To start, we had Crispy Cod Bruschetta (Lemon Mayonnaise & Toasted Ciabatta) and King Prawn Bruschetta (Chilli Mayonnaise & Toasted Ciabatta). The Crispy Cod proved a lovely, little dish, with the lemon flavouring perfectly accompanying the fish. The cod was delicious and cooked to absolute melt-in-your-mouth perfection, while the King Prawn was similarly flavoursome, with a particularly intense chilli edge. Both starters were taken from Gino’s book A Taste of the Sun.

Our mains were much more extravagant as we had 8oz Fillet Steak Medallions (flamed with Brandy, Green Peppercorns & Hand Cut Chips) and Linguine with Lobster (Cherry Tomatoes, White Wine, Garlic, Chilli & Parsley).

Ordered rare, the steak medallions were extremely tender and cooked perfectly as requested. As per fillet steak generally, these were excellent cuts of meat with no fat or gristle to be seen anywhere, though the meal might have been even better with some accompanying vegetables on the side.

The dish that Gino claims would be his choice for a last supper certainly doesn’t fail to impress, as the lobster linguine truly is a fantastic pasta dish. Even with so many alternating flavours, the chilli, garlic and parsley were all equally enjoyable and we could appreciate them individually. The texture of the lobster was fine, moreish, and if you ask us, the perfect seafood dinner.

But even after all that, we powered on and ordered a pair of desserts to round off what had so far been an excellent evening of food. These were Crema Catalana (Catalan Style Crème Brûlée) and Caprese Tart (Almond & Chocolate Cake with Clotted Cream).

The Crème Brûlée was an impressive, light dessert. The rich custard base was topped with a layer of hard caramel, and served at the perfect temperature. This dessert was a joy to behold, while the tart was also a sweet tooth’s dream, though it could’ve benefitted from a more equal cream to cake ratio.

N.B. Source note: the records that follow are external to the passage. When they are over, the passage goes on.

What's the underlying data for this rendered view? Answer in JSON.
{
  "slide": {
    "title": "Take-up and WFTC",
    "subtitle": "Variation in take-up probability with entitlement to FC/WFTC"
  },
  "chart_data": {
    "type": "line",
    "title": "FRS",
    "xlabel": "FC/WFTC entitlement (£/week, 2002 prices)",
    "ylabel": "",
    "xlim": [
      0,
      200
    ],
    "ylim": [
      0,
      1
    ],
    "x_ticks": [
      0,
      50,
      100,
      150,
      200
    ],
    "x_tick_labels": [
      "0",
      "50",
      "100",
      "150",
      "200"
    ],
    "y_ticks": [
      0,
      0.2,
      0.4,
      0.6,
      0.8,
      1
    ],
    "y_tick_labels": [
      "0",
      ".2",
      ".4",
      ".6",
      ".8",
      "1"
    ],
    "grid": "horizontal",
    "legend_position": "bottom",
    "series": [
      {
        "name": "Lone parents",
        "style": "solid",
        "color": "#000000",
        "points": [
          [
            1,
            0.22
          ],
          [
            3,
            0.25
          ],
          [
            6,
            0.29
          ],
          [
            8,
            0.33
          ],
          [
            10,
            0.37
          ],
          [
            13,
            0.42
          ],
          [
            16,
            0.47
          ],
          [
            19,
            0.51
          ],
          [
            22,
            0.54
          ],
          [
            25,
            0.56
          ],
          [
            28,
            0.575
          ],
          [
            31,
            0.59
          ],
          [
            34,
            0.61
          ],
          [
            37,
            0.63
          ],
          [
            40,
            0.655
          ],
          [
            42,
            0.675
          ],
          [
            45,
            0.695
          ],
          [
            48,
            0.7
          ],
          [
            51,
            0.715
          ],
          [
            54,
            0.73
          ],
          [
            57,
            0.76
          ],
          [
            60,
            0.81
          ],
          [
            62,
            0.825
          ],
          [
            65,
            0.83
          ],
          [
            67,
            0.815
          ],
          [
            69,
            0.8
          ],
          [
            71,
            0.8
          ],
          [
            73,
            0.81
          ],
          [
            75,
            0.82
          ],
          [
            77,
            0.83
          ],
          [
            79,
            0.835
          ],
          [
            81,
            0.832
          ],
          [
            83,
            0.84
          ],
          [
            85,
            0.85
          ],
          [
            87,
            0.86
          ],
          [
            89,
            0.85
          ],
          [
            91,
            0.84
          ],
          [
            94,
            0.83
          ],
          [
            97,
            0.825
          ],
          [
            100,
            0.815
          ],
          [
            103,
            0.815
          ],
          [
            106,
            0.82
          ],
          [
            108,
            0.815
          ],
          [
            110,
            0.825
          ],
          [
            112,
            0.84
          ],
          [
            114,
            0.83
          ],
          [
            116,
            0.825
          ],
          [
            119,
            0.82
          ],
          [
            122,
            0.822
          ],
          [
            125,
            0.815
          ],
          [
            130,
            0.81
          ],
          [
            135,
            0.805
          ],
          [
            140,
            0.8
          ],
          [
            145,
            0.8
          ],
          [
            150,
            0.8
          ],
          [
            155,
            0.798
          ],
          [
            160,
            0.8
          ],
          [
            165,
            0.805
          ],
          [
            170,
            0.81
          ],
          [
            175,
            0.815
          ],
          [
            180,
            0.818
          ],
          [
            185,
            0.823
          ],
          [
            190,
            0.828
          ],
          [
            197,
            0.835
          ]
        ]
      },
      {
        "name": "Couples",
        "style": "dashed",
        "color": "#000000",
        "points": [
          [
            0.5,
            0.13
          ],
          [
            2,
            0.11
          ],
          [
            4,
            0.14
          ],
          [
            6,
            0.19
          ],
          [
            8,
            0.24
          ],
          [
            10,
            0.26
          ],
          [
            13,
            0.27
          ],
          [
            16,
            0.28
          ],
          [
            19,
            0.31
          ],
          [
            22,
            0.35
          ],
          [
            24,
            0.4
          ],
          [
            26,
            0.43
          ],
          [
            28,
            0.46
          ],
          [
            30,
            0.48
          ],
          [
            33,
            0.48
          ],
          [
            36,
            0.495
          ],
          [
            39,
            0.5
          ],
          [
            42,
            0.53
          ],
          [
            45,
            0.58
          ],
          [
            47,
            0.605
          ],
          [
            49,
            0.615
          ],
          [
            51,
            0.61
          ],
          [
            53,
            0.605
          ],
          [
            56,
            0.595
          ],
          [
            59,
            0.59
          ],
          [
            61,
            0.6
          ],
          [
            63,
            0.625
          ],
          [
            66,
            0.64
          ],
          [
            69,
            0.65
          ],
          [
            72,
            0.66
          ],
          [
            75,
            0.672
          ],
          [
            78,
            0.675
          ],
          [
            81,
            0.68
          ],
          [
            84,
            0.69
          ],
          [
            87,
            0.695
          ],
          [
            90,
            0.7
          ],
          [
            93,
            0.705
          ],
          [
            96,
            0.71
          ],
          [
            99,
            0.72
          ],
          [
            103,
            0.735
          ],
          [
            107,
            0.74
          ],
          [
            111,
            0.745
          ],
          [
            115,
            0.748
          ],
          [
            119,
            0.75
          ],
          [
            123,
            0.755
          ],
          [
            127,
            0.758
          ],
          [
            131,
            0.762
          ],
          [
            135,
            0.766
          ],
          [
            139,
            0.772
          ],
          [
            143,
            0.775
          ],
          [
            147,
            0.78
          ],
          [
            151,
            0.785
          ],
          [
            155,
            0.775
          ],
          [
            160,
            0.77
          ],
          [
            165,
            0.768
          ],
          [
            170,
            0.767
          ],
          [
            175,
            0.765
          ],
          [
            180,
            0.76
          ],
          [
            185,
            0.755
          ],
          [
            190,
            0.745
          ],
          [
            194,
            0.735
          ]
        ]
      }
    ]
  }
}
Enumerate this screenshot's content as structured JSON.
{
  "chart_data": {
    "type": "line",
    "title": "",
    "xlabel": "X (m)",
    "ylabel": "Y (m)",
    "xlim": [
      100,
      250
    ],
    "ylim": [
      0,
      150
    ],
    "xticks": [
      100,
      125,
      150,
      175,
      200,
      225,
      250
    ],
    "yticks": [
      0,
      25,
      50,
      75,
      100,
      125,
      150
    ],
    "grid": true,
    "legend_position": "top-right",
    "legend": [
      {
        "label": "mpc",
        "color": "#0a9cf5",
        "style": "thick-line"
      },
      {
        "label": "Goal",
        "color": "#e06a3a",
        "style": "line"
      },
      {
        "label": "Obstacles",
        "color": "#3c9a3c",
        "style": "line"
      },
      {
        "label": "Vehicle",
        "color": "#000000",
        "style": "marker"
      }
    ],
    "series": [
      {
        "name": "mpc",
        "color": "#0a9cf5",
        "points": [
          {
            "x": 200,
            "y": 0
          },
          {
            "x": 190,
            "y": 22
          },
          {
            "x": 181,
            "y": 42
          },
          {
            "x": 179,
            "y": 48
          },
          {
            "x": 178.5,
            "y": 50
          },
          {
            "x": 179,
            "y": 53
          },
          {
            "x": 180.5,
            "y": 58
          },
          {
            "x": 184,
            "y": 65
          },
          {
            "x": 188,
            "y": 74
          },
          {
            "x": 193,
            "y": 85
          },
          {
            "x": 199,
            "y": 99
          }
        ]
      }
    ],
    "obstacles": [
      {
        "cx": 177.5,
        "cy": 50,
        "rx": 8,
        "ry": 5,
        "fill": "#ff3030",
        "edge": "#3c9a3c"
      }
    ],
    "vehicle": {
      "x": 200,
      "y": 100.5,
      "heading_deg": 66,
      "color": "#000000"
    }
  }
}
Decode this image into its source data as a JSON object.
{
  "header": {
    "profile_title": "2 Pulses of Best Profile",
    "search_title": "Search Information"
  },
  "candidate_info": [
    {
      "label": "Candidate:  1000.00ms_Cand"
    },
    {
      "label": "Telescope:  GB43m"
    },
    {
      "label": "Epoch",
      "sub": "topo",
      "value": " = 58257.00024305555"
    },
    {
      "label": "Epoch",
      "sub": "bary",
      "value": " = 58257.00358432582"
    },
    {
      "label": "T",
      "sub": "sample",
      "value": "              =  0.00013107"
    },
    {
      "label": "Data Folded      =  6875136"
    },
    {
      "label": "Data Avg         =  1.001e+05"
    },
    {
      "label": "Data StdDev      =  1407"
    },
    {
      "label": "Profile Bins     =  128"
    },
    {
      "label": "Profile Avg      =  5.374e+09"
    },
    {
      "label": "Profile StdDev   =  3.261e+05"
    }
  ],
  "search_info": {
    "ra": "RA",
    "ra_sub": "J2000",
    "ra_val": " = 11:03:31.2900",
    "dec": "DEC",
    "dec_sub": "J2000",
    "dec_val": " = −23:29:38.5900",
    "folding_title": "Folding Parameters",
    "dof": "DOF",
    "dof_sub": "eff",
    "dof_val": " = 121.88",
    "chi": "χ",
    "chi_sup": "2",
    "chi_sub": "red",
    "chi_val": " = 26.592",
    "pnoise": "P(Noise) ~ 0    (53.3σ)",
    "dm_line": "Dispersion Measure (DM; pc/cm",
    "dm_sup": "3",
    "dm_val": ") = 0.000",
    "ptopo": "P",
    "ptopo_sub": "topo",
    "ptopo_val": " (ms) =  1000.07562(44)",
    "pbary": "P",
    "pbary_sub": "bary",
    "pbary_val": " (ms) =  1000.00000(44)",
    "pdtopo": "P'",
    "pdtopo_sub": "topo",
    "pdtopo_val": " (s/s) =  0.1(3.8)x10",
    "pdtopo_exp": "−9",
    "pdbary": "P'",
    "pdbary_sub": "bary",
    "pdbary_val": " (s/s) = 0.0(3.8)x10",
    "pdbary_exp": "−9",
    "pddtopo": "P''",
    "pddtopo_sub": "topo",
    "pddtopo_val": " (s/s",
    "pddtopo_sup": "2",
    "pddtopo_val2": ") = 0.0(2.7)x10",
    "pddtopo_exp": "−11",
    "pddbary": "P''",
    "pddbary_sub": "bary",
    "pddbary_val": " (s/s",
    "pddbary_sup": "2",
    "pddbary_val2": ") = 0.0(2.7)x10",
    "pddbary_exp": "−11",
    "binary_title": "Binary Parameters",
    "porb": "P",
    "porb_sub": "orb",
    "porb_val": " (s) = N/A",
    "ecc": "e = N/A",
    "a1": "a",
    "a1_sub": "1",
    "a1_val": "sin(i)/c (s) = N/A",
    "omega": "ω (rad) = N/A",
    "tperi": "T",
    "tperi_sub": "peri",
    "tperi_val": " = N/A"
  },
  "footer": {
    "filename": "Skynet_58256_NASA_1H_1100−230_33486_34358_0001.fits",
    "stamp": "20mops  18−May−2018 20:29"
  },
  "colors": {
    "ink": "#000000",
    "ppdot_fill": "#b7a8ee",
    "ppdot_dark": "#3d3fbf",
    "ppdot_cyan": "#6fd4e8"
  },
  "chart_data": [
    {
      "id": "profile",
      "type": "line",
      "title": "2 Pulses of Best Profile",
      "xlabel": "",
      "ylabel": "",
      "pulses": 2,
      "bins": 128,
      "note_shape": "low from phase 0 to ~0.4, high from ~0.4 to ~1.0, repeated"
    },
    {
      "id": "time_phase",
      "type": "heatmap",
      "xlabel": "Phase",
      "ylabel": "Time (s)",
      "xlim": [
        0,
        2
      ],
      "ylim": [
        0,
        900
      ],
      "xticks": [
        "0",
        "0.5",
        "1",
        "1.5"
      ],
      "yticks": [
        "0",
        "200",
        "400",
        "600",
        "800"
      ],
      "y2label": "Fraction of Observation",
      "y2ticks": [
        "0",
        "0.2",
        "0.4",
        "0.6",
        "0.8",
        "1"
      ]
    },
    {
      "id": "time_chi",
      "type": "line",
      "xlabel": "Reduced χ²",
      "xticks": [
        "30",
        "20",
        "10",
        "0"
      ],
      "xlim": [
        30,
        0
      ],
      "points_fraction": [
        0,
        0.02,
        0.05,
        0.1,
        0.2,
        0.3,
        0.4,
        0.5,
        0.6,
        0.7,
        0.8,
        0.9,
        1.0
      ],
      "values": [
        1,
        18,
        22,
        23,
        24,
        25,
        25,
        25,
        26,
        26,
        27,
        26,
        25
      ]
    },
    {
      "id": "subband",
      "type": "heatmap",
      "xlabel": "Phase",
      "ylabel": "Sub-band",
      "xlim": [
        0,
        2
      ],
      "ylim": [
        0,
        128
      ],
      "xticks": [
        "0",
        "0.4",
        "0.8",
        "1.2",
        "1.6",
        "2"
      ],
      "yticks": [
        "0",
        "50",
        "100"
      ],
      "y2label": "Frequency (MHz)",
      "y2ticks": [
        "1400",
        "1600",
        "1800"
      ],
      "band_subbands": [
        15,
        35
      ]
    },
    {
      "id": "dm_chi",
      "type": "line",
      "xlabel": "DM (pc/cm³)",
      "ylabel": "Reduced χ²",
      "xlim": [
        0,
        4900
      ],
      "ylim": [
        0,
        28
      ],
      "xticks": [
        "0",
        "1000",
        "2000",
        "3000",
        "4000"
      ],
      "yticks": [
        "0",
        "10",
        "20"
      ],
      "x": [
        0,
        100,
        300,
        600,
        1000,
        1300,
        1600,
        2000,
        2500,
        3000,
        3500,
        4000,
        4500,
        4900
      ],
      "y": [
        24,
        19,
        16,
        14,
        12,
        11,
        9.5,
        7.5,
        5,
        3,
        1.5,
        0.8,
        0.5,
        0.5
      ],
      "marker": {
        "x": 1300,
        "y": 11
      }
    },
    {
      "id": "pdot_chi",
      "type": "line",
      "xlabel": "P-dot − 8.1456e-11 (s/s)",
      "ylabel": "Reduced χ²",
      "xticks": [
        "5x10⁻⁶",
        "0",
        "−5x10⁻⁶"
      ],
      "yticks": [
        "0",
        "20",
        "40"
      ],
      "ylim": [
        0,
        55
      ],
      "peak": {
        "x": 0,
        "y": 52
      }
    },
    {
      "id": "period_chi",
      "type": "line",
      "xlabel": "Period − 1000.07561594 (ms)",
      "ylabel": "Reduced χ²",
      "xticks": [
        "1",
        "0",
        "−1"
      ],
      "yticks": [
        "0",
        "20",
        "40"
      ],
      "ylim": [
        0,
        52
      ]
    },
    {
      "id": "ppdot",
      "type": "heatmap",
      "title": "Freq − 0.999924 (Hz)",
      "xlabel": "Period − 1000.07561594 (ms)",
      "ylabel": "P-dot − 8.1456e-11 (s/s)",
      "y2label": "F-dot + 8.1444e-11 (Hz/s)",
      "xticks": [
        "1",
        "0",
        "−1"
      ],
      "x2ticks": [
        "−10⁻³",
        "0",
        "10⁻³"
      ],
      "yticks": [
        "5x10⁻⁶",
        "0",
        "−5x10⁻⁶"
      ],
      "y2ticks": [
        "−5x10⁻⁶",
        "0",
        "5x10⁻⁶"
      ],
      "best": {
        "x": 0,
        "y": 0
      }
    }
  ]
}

It’s fair to say that where many other TV chef-endorsed restaurant chains perhaps lean on their name as a way of making up for a lack of real culinary substance, that is no such issue with Gino D’Acampo’s Harrogate restaurant. More than anything, the essence of Gino’s character really seeps through the menu, as do his personal tales and anecdotes in relation to each dish. There are also details of where you can look to have a go at making it yourself and this really lends a sense of individualism that is so often lost on many restaurants of this kind.

Would we come back? Absolutely. This is chef-endorsed dining done right. Long live Gino!